Going it alone is a bad choice for Nader. Third parties and independent candidates already have it tough enough. They get very little street cred. The major parties argue that filling out some forms, getting some signature and throwing together a ticket does not make you a legitimate party. That’s pretty condescending – exactly the type of big-headed sense of entitlement that makes Democrats claim that Nader “stole” their votes in the last election. That lack of respect works to prevent voters from seriously considering alternative party platforms. The common sentiment is that third parties are a waste of attention and votes.
That prejudice is unfortunate because it’s exactly what hinders true change. Lots of people during elections sit around and whine about how they don’t like their choices. Then they wait for November and check a box for whomever they dislike the least. One of the biggest problems with the American political system today is the domineering of the two major parties. I’m sick of choosing between two parties and two candidates that will begin to sound more and more similar as Nov. 4 approaches. In a country as diverse as America there is no way every voice can be represented by just two platforms, especially when it has taken so long for one of them to nominate a minority candidate for president.

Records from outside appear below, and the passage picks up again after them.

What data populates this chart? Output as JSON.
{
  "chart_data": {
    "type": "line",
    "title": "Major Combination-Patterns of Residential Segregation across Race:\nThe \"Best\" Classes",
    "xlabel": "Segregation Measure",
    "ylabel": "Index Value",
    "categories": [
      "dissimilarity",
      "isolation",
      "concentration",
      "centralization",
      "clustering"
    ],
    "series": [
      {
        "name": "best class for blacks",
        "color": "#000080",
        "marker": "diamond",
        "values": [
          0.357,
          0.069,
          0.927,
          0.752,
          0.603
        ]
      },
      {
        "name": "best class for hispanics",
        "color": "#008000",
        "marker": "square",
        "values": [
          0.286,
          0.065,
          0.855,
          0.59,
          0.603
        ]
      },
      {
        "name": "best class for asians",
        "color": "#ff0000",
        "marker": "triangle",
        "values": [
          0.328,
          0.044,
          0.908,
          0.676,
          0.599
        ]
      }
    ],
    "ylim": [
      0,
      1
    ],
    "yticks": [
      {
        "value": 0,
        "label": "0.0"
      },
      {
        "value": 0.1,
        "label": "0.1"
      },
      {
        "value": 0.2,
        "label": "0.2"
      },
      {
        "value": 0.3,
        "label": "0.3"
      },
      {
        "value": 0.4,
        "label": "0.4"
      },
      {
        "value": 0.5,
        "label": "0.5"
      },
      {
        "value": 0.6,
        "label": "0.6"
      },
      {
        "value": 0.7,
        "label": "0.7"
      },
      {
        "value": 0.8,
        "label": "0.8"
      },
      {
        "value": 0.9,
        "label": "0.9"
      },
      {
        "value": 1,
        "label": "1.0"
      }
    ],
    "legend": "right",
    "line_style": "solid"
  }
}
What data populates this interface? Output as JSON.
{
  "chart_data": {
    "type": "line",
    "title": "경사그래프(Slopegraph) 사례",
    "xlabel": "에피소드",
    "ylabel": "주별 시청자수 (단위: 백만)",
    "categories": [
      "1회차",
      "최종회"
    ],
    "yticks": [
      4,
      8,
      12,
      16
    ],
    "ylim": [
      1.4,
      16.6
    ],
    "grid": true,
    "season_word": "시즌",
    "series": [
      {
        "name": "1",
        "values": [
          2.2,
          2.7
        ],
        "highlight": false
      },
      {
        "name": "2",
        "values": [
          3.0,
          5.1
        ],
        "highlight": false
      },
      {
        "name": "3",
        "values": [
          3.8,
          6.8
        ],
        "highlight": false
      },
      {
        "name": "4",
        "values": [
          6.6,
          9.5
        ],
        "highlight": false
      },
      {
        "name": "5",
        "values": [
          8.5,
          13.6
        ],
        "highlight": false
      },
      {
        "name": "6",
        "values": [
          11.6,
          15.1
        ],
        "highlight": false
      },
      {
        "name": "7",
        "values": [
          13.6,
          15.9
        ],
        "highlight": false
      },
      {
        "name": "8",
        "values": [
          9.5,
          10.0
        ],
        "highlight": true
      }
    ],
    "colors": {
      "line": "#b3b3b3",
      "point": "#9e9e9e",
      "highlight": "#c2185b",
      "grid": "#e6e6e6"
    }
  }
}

People tell me voting Green makes me a romantic idealist, and that I’m throwing my vote away. But I’ll continue to vote on principle because I believe that it’s the only way change can begin and because I believe eventually America will join in my frustration and realize the need for more players in the political game. I still believe a vote for third parties is a vote for choice.
In the face of all the challenges third parties already face, if anyone has a right to be pissed about Nader splitting from the Greens, it should be people like me – who actually believe in an independent challenge to the monotony of the two-party system. Nader’s 2.74 percent is closest thing we’ve had to a serious third-party challenge as long as I’ve been old enough to follow politics – and I’d hardly call that anything close to a serious threat.
It’s true that independent candidates like Ross Perot have had more successful campaigns as recently as 1992. But that 2.74 percent represents the most successful campaign by a third party in recent years. Nader’s distancing himself from the Greens is another setback for the little-party-that-could, which is already having enough problems huffing and puffing up the hill.
And this added division has crushed my election dreams.